THE DISASTROUS EFFECTS OF SLIDES IN CULEBRA CUT
W. G. COMBER
U. S. LADDER DREDGE "COROZAL" AND ONE OF HER MUD BUCKETS
As one travels along the Pacific end of the canal he is reminded of the words of Isaiah:
"Every valley shall be exalted, and every mountain and hill shall be made low; and the uneven shall be made level, and the rough places a plain."
Hundreds of acres of low, marshy land have been filled up, either with mud from the suction dredges and the hydraulic excavators, or with spoil from Culebra Cut. Much of this made land will be valuable for tropical agriculture, while other parts will never serve any purpose other than to keep down the marshes. But they afforded a dumping ground for material taken out of the canal prism, and added something to the improvement of health and living conditions on the Isthmus.
Probably the most interesting process of excavation in the sea-level channels was that of the sea-going suction dredges. These dredges took out material more cheaply than any other kind of excavating machinery used on the Isthmus. Two of them were put to work in 1908, about the time the operations reached full-blast and have been kept in commission ever since. While it cost as much as $70,000 a year to keep each one in commission, they were able to maintain an annual average of about 5,000,000 cubic yards of material excavated at a cost per yard of 5 cents and even less. With steam shovels it ranged from 10 to 20 times as much per yard. These big dredges were built with great bins in their holds and equipped with powerful 20-inch centrifugal pumps. When at work they steamed up and down the channel, sucking up the mud, and carrying it out to sea.

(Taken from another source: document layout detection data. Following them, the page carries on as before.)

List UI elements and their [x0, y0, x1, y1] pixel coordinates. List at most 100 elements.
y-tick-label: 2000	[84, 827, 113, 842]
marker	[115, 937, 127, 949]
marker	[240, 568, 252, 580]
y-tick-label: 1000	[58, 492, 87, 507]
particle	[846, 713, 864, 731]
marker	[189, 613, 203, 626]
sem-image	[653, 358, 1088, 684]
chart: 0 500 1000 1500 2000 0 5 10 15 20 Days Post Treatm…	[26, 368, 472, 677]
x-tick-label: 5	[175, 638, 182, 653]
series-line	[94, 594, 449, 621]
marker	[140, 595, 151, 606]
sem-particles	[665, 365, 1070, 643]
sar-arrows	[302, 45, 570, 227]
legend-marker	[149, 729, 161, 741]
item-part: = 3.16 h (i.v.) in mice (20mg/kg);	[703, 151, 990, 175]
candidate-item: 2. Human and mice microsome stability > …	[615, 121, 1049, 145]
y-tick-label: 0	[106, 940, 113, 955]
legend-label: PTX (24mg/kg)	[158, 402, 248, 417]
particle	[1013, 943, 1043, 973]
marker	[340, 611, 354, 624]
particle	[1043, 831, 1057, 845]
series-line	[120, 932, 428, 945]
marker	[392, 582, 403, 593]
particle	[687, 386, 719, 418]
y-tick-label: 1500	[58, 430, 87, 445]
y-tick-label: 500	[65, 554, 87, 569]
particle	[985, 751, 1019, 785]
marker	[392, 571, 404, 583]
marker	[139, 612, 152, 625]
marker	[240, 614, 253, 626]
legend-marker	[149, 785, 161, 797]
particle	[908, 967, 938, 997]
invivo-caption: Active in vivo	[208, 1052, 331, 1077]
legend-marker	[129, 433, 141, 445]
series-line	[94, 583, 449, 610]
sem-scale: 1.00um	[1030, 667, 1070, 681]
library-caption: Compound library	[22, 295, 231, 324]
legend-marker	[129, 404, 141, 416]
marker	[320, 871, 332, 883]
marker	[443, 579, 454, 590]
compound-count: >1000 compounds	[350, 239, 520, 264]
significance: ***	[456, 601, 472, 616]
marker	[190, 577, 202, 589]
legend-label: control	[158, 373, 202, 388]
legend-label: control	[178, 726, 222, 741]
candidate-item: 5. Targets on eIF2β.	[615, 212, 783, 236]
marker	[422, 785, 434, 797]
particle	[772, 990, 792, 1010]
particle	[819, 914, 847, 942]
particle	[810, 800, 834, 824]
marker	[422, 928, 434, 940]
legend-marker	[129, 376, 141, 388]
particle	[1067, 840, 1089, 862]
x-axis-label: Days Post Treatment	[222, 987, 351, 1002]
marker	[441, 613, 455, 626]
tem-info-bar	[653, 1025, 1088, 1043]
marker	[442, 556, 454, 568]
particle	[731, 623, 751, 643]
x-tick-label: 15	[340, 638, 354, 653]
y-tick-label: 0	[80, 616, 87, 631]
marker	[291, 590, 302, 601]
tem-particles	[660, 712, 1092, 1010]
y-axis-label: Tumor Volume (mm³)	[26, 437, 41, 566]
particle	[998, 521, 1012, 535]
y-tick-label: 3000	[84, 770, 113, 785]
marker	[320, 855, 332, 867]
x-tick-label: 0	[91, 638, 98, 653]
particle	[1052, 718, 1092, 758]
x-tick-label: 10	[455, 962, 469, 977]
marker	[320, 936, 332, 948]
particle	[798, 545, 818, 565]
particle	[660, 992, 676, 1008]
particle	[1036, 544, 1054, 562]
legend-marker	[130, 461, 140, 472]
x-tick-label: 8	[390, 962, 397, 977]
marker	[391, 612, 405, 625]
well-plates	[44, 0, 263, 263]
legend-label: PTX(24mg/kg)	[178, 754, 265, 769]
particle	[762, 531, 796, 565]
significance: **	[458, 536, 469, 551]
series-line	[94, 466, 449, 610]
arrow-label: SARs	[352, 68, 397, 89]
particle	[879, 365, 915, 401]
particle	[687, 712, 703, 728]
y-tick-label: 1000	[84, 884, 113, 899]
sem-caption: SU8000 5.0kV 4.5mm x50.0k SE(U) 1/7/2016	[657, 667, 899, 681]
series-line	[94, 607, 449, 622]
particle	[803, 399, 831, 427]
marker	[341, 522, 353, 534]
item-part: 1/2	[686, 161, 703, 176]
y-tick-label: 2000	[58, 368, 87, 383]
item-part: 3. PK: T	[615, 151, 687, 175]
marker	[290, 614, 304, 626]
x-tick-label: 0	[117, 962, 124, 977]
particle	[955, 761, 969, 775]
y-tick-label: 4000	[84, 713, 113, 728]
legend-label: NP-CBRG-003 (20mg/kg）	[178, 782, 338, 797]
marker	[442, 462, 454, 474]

Another interesting dredge used was the big ladder dredge Corozal. It is a great floating dock, as it were, with a huge endless chain carrying 52 immense, 35-cubic-foot buckets. On the center line amidships there is a large opening down to the water. The big elevator framework carrying the endless chain goes down through this and into the water at a considerable angle. The buckets pass around this, and as they round the end of it their great steel lips dig down into the material until filled, then they come up at the rate of three every five seconds and deposit their burden in a huge hopper which conveys it to the barge at the side of the dredge. The dredge is anchored fast at a given place, and keeps on attacking the material beneath it until the desired level is reached. This dredge, with the sea-going suction dredges, will be retained as the permanent dredging fleet. The stationary suction dredges at the two ends of the canal were used to pump up the soft material and to force it out through long pipe lines into the swamps or into the hydraulic cores of the earth dams.